ISRAELI airstrikes killed more than 100 people in Gaza on Christmas Eve as the region faces some of the deadliest fighting in the conflict to date.

An airstrike on a residential block in the Maghazi refugee camp in central Gaza on Sunday killed at least 70 people, The Guardian reports, with 12 of these women and children, according to hospital figures.

The Palestinian health ministry spokesperson, Ashraf al-Qidra, said the death toll was likely to climb. “What is happening at the Maghazi camp is a massacre that is being committed on a crowded residential square,” he told Reuters.

The nearby city of Deir al-Balah was also hit overnight despite previously being identified by the Israel Defence Forces (IDF) as an “evacuation zone” for Palestinians fleeing the fighting.

On Tuesday, the Palestinian Red Crescent posted on Twitter/X saying their headquarters in Khan Younis were being attacked by “artillery shelling” and that internally displaced people sheltering there had been injured.

Bethlehem’s Christmas celebrations were cancelled as a result of the ongoing conflict, which has so far seen more than 20,400 Palestinians and 1140 Israelis killed since the outbreak of war after Hamas’s attacks on Israel on October 7.

READ MORE: Church of Scotland issues Gaza statement as Christmas cancelled in Bethlehem

The city, believed to be the birthplace of Jesus Christ, did not put up its usual Christmas tree.

A silent parade of the bishops and patriarchs of Jerusalem took place before a midnight mass at the Catholic church of St Catherine. The Guardian’s correspondent in Palestine described the atmosphere as “hushed and sad”.
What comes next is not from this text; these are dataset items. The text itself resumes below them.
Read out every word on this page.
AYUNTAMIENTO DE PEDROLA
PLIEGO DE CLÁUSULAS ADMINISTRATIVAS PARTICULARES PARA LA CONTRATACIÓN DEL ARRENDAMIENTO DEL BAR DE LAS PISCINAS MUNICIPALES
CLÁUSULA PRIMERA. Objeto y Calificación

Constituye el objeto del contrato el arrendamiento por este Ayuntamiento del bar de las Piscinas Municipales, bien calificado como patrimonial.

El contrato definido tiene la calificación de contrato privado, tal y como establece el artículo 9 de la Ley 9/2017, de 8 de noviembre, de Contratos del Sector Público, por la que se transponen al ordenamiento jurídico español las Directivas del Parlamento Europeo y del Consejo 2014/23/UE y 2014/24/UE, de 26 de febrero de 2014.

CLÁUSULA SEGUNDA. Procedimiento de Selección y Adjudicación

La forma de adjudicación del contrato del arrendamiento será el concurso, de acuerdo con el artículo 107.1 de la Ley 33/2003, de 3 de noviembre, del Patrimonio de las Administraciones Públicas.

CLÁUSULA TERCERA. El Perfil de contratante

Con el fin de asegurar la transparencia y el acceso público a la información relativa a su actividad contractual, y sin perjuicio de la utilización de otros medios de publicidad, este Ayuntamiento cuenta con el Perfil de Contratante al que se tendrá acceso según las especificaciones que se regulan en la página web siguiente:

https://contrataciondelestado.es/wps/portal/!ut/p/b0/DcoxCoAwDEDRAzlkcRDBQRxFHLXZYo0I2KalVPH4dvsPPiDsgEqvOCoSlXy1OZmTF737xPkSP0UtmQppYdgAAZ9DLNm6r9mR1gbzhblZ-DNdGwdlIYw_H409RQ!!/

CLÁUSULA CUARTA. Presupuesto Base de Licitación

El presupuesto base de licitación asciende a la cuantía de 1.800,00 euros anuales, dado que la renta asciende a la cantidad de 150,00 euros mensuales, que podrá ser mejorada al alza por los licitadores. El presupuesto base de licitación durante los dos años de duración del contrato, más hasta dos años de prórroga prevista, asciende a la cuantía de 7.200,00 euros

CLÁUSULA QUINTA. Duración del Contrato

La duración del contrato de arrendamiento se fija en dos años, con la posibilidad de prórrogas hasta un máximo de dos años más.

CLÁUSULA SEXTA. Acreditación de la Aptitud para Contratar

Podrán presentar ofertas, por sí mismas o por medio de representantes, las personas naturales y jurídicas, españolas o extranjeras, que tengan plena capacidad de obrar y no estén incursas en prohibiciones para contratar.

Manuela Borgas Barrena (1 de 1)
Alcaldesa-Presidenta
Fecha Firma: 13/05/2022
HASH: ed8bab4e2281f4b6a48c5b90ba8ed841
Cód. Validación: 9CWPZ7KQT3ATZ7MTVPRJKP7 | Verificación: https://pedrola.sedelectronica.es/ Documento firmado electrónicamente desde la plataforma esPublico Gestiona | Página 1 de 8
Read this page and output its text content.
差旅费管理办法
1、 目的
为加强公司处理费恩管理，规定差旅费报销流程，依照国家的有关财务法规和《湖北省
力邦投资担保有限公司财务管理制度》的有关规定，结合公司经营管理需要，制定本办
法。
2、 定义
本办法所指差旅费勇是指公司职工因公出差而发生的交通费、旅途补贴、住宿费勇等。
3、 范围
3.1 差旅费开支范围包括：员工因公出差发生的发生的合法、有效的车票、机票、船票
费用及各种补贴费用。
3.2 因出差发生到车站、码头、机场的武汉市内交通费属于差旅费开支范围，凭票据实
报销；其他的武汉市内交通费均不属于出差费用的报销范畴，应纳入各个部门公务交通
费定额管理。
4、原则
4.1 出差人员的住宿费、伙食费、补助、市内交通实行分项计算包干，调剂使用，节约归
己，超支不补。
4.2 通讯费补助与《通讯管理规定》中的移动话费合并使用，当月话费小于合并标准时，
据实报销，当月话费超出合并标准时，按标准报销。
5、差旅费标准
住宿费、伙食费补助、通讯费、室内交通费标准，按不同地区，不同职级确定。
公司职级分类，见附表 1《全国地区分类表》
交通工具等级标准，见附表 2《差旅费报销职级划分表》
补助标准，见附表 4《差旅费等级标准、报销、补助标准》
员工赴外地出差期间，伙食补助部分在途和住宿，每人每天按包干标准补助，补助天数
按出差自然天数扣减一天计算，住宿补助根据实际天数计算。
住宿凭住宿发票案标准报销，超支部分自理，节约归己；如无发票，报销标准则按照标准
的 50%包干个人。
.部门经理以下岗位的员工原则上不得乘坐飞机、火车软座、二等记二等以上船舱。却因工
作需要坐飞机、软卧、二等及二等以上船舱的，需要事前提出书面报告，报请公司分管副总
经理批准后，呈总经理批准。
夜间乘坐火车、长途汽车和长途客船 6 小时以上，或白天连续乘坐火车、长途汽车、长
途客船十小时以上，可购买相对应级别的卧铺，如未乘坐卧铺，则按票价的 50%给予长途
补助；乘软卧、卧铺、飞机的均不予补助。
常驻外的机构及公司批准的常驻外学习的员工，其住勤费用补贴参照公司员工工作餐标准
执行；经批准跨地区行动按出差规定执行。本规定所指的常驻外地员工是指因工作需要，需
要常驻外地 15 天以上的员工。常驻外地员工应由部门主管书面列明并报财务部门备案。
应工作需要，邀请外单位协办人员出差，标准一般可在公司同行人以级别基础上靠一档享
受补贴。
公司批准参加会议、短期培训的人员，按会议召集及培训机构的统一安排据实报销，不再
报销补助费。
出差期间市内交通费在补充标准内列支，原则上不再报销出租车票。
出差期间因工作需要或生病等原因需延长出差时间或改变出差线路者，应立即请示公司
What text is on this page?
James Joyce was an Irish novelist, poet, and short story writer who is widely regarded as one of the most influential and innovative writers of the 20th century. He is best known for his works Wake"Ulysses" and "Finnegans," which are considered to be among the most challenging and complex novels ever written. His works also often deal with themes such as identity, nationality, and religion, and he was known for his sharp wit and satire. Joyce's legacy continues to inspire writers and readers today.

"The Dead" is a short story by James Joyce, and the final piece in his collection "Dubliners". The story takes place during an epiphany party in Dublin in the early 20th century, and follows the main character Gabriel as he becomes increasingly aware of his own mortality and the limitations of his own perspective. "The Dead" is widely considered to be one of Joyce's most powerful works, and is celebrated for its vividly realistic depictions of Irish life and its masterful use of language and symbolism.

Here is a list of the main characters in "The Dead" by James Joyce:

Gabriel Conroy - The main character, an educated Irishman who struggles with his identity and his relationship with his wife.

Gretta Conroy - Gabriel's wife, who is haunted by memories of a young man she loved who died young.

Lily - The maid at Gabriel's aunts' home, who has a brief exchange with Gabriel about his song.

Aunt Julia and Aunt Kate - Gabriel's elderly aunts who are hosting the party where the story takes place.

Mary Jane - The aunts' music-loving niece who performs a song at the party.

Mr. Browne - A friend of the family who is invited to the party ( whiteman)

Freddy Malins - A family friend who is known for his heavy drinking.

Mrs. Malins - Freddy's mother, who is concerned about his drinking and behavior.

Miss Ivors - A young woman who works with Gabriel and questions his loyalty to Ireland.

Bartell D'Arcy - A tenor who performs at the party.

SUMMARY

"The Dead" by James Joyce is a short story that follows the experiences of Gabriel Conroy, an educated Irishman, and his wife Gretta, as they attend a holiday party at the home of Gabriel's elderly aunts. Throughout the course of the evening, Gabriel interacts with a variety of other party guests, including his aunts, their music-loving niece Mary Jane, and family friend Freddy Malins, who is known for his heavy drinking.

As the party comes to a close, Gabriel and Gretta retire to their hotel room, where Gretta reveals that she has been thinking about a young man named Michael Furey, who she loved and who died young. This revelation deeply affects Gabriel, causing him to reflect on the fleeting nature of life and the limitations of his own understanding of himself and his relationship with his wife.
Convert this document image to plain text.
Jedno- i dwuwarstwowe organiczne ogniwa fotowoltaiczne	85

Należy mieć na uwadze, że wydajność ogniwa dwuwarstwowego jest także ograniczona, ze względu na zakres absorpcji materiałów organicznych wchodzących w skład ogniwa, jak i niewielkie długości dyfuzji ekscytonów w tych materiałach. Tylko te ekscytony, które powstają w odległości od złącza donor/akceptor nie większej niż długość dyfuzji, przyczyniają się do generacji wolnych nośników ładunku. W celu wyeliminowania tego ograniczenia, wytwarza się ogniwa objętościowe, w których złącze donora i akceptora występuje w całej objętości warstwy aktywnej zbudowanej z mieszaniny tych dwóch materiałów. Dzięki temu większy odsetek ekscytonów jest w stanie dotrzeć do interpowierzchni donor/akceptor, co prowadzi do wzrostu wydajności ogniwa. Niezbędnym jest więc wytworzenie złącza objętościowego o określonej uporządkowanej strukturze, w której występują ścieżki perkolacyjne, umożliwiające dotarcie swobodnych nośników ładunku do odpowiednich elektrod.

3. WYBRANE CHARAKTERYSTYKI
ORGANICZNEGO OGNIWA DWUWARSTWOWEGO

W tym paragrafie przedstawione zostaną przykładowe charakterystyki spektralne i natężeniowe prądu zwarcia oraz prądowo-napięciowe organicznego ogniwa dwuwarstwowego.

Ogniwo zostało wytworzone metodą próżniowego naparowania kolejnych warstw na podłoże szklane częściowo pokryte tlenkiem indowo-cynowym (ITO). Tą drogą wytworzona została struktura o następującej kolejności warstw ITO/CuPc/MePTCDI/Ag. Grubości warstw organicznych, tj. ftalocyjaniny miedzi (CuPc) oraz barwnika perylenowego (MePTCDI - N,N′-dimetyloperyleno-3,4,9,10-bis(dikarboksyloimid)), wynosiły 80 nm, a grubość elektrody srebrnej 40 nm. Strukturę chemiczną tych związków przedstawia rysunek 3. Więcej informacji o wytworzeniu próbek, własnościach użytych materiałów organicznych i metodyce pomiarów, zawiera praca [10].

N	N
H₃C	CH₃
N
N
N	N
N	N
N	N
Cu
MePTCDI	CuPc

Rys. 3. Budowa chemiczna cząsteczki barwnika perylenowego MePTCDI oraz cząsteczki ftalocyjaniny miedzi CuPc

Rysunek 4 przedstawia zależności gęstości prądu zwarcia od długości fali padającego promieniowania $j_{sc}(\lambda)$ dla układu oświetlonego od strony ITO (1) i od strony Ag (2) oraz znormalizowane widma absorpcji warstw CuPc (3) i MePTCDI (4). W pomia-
The latest casualties came after an earlier announcement on Sunday from the Gaza health ministry that Israeli airstrikes had killed 166 Palestinians in 24 hours, one of the single deadliest days of the 12-week-old conflict.

“This day is supposed to be a day of love and happiness but look around you, there are no smiles on people’s faces. Bethlehem is sad and dark. There are no decorations, no carols or a Christmas tree,” said the Reverend Louis Salman.

“I blame the decision-makers who watch what is happening to the children of Gaza and do nothing.”